Hal ini menunjukkan Amerikalah yang berada di balik kudeta militer
yang terjadi di Mali. Tujuannya untuk menanamkan dan memperluas
pengaruhnya di negeri Islam Mali itu. Negara Paman Sam ini berusaha
menggantikan pengaruh Prancis sebagai penjajah lama Mali. Untuk itu
Amerika ingin menunda pemilu mendatang di Mali sebab lingkungan politik
yang ada masih loyal ke Prancis. Melalui kudeta ini Amerika membalik
meja permainan atas para pemain dari antek-antek Prancis yang sangat
memahami permainan sesuai politik Prancis.
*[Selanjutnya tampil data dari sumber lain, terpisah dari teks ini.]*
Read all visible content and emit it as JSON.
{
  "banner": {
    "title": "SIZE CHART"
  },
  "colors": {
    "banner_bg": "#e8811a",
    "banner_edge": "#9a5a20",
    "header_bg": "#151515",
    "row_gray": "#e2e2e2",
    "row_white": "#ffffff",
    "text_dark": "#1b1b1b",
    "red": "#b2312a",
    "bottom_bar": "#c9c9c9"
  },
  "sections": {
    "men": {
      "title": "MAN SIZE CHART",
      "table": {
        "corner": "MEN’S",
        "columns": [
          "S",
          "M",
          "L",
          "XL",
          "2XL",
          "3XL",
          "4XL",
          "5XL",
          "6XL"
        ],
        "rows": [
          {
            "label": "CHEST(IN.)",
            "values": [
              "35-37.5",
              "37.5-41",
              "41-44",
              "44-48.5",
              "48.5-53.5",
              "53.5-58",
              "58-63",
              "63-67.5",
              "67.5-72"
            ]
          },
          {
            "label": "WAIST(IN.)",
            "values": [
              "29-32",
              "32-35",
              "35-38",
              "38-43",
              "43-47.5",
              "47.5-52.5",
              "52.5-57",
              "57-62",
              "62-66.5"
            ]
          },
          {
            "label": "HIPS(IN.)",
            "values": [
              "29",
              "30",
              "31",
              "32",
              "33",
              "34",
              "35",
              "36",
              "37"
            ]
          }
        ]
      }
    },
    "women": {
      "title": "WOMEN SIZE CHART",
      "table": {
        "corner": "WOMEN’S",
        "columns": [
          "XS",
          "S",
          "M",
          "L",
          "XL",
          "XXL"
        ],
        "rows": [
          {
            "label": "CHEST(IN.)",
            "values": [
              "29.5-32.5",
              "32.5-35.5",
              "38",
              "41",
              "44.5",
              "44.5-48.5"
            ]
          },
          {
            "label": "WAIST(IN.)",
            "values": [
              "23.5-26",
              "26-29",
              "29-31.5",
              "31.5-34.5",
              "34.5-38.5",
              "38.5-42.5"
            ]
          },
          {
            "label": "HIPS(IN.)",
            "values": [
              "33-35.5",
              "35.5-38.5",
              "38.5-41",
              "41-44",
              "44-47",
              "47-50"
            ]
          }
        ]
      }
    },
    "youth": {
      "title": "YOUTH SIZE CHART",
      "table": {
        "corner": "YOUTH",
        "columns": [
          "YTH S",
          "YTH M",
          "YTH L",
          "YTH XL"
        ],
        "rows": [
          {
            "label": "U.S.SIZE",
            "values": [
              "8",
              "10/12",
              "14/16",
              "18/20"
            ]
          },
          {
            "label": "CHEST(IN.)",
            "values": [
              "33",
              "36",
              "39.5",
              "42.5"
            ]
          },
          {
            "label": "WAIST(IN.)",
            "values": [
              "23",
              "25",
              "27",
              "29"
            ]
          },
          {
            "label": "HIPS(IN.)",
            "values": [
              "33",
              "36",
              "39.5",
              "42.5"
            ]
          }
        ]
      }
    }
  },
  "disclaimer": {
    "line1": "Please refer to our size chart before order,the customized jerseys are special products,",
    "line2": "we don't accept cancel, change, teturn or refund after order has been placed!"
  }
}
Begitulah Mali menjadi terikat dengan Amerika,melalui gerakan
"militer". Lingkungan politik lama yang dibangun Prancis sulit untuk
menguasai situasi baru. Paling jauh yang mungkin terjadi adalah
partisipasi yang tidak efektif di pemerintahan baru di bawah pengaruh
Amerika.
Invasi langsung terhadap Mali, adalah cara Prancis untuk
mempertahankan pengaruhnya. Tanpa melalui persetujuan dewan keamanan
PBB, negara ini langsung melakukan invasi. Setelah serangan, baru DK
PBB menggelar pertemuan darurat atas permintaan Prancis pada Senin
(14/1) di New York. Dubes Prancis untuk PBB Gerard Araud mengatakan
pemerintahnya mendapat "dukungan dan pengertian" dari 14 anggota Dewan
Keamanan PBB lain.
Prancis sebelumnya telah mengirim 550 tentara ke kota Mopti dan
Bamako, dan setelah pekan lalu menurut seorang sumber Kementrian
Pertahanan negara mode itu kepada kantor berita Reuters, jumlah kiriman
pasukan kemungkinan akan bertambah menjadi 2.500 dalam beberapa hari.
Negeri Islam yang Kaya
Mali adalah negeri islam, lebih dari 90 % penduduknya muslim dan
telah masuk Islam sejak ratusan tahun lalu. Pada akhir abad ke-19
penjajah Prancis menduduki Mali dan mengumumkan penggabungannya ke
Prancis pada tahun 1904. Prancis memberikan kemerdekaan formalistik
pada tahun 1960. Mali adalah negeri yang kaya bahan tambang berupa
emas, phospat, kaolin, bauksit, besi, uranium dan banyak lainnya. Tidak
mengherankan kalau Eropa khususnya Perancis dan Amerika saling berebut
kekayaan alam Mali.
Perancis sendiri sangat membutuhkan Mali, sebagai negara penghasil
uranium di Afrika Barat. Dua pertiga listrik Prancis berasal dari tenaga
nuklir, memerlukan impor uranium yang signifikan dari negara tetangga
Niger. Sebagai produsen emas ketiga terbesar di Afrika Mali juga sangat
menggiurkan.
Begitulah negeri Islam menjadi rampasan penjajah yang rakut. Semua
itu tidak lain karena kaum muslimin terpecah belah, diperintah dengan
selain Islam. Para penguasanya tidak memelihara urusan-urusan
masyarakat, sebaliknya para penguasa kaum Muslimin itu justru
memuluskan kepentingan-kepentingan kaum kafir penjajah. Sekali lagi
disinilah relevansi perjuangan Hizbut Tahrir untuk mewujudkan kembali
Khilafah untuk seluruh dunia Islam, yang menyatukan dan melindungi
negeri Islam dari kebuasan penjajah Barat.